I wouldn’t mind, but then again we live in the country and our home is on sufficient acreage such that an unpleasant neighbor never need be seen or interacted with if need be.

I’m confused as to whether there is any real difference between the homeless vets and any other homeless person. Is the person in this scenario saying they feel obligated to help the vets? Because homeless vets deserve help, but regular homeless do not? Examining each individual case to judge whether the person does or does not deserve help sounds like a good idea, but in reality it is a road you probably don’t want to go down. (eg, if every “regular” homeless is just a lazy slob, and surely no veteran ever did drugs or robbed a liquor store…)

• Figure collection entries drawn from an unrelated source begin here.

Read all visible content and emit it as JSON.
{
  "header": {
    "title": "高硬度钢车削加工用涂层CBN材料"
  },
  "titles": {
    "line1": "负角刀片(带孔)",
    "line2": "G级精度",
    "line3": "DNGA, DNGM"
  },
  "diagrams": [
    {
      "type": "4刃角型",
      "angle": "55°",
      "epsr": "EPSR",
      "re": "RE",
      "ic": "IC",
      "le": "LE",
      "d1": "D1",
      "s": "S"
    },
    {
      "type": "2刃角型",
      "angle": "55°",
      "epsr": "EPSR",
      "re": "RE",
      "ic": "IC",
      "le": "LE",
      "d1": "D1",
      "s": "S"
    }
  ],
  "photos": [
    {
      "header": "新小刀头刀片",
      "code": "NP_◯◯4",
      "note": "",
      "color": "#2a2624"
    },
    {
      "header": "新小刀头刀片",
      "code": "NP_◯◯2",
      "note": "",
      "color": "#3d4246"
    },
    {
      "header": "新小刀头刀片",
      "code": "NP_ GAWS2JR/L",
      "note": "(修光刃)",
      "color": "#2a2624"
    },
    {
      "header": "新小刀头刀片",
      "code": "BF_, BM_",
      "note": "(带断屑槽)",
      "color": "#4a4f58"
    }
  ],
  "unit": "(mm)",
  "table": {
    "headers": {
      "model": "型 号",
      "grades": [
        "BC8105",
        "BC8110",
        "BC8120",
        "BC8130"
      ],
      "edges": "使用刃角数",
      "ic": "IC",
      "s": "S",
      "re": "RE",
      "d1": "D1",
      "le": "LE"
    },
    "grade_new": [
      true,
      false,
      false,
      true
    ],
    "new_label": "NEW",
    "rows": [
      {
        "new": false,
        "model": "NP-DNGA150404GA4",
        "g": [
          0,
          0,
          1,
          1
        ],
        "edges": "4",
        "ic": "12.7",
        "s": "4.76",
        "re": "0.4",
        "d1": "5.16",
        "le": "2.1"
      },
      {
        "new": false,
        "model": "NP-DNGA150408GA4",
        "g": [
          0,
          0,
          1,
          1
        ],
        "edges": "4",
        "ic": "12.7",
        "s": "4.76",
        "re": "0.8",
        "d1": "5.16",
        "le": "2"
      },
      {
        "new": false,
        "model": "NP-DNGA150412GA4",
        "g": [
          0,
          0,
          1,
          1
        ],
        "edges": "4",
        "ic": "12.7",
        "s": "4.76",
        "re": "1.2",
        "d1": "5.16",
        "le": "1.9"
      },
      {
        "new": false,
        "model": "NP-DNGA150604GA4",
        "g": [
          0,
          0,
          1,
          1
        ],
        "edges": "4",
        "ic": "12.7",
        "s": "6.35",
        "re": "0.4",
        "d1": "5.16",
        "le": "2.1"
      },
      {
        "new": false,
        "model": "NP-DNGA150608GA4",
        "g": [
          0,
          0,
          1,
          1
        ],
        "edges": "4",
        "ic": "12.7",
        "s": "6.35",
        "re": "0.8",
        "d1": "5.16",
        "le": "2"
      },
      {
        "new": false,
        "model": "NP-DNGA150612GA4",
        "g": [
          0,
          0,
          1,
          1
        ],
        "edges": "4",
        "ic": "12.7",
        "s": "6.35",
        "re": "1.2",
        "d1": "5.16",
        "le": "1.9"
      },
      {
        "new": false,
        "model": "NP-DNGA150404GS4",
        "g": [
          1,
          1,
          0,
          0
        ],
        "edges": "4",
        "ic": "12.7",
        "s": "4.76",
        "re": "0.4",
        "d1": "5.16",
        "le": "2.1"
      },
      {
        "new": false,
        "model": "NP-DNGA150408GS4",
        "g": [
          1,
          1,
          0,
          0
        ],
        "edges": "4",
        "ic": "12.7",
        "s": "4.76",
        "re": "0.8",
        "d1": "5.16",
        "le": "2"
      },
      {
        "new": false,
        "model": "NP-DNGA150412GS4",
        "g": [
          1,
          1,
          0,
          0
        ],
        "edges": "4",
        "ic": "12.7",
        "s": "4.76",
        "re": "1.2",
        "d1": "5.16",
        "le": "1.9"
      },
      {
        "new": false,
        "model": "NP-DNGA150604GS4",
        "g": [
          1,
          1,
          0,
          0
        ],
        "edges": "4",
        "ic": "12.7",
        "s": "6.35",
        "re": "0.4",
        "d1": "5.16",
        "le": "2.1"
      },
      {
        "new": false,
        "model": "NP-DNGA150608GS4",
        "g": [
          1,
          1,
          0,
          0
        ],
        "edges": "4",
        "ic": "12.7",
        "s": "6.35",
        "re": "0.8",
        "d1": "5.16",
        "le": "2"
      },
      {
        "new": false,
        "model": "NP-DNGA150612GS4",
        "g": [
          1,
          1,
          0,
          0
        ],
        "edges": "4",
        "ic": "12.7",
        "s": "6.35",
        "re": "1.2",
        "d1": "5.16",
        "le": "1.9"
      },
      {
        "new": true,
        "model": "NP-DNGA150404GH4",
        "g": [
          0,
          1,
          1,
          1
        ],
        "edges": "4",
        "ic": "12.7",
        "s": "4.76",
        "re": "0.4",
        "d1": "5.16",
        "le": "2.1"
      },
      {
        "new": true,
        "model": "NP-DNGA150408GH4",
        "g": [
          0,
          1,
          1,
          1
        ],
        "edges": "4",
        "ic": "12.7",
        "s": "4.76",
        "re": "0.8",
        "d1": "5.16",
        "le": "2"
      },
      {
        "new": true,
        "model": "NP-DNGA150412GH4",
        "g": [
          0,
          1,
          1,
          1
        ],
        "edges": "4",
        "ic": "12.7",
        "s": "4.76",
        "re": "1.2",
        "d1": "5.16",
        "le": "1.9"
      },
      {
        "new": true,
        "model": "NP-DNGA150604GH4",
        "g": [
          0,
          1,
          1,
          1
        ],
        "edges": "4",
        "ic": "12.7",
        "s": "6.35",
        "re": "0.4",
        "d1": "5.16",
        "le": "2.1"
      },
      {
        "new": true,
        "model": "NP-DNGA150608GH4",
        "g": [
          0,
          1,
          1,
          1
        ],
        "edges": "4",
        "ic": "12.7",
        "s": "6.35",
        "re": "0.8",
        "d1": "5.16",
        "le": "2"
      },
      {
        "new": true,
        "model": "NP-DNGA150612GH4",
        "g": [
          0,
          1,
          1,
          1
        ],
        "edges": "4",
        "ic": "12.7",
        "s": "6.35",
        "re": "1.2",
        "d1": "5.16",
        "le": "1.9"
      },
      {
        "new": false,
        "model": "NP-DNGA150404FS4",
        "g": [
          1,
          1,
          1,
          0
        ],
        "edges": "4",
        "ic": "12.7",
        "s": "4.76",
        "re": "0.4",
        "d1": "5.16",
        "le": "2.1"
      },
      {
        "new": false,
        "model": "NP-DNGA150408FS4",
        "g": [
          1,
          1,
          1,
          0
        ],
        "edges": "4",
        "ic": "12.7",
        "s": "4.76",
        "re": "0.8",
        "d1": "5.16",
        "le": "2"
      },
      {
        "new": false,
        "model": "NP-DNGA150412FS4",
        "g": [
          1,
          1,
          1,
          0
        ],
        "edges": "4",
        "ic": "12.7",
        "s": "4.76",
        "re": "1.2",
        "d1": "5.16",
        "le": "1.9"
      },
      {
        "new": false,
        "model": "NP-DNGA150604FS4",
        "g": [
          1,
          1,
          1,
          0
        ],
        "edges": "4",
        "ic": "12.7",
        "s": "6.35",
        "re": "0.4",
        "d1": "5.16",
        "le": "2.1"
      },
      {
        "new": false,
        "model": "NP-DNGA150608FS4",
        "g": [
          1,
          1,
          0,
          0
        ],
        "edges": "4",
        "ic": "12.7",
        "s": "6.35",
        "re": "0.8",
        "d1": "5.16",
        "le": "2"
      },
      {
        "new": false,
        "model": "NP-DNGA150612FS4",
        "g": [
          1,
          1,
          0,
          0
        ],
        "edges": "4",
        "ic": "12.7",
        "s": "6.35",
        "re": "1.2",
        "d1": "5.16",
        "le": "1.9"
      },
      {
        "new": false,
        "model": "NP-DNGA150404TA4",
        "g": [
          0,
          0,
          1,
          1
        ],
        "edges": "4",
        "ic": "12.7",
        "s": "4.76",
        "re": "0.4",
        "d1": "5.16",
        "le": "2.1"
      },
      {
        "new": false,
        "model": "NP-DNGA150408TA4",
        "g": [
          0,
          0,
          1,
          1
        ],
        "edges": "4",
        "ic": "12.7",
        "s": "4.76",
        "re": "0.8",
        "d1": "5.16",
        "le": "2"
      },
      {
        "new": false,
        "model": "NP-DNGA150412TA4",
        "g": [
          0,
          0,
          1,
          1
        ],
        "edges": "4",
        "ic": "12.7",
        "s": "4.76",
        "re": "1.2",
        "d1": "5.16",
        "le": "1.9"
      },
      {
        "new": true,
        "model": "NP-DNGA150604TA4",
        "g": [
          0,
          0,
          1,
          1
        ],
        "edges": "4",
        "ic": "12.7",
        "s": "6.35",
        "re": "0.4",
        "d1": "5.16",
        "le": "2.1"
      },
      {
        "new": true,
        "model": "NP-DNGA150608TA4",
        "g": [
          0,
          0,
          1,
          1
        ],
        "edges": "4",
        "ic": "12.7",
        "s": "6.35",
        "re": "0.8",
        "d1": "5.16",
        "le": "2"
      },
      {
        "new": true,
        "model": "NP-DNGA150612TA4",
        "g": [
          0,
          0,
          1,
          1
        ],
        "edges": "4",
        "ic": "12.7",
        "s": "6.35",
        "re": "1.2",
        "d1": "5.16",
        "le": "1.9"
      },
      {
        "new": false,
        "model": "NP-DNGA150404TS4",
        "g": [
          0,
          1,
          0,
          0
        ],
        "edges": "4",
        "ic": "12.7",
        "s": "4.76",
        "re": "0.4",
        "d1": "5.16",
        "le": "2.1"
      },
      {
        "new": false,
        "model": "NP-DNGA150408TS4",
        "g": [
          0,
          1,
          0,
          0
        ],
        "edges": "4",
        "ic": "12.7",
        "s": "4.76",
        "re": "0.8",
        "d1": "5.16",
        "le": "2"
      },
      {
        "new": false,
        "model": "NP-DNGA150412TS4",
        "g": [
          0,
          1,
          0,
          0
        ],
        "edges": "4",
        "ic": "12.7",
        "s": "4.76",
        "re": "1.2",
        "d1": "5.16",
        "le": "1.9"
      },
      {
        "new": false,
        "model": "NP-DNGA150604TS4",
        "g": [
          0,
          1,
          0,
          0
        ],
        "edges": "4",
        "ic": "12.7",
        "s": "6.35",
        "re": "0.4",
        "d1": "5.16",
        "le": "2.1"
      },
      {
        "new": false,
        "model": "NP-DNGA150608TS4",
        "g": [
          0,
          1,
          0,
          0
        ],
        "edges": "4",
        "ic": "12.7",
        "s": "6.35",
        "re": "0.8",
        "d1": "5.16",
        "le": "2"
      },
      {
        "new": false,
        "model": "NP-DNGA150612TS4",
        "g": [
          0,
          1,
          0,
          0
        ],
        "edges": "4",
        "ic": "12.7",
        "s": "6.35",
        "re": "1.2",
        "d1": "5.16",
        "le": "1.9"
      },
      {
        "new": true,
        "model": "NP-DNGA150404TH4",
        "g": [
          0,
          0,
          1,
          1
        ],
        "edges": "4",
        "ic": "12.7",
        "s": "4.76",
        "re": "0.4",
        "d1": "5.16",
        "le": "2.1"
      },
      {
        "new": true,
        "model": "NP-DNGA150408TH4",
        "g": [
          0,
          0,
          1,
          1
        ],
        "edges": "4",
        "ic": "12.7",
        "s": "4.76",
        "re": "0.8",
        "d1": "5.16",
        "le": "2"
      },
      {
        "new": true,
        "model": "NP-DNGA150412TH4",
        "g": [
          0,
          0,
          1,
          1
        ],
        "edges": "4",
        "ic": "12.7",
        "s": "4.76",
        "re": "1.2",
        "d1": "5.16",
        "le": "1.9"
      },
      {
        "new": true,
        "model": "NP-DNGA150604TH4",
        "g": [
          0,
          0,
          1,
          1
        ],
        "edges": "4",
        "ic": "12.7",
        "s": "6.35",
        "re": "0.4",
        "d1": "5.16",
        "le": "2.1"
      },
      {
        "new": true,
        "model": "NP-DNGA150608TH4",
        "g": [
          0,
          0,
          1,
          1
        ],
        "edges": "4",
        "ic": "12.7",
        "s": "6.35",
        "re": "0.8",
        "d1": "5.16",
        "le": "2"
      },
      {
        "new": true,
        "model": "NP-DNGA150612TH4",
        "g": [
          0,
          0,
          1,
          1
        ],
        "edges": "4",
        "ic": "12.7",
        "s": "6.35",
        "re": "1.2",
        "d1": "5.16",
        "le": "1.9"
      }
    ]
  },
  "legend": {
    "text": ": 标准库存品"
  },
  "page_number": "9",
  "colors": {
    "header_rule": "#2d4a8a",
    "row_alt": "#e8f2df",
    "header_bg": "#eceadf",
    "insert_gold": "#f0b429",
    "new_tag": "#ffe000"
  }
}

An additional point: It’s easy to slap a yellow sticker on your car and say you support the troops, but when it comes time to put your money where your mouth is, then we’ll really see who means it. (Remember, freedom costs a $1.05)

Not okay. I’m a veteran so I’m pretty firm on my like of veterans, but my dislike of homeless people trumps that handily. I wouldn’t live next to a shelter, veteran or otherwise.

If that’s where they’re looking to put the home, it’s probably because the homeless people are already in the vicinity. I’d far rather see the disadvantaged people in my neighborhood living in a shelter than see them living on the street. Kicking them out of the shelter isn’t going to make them go away.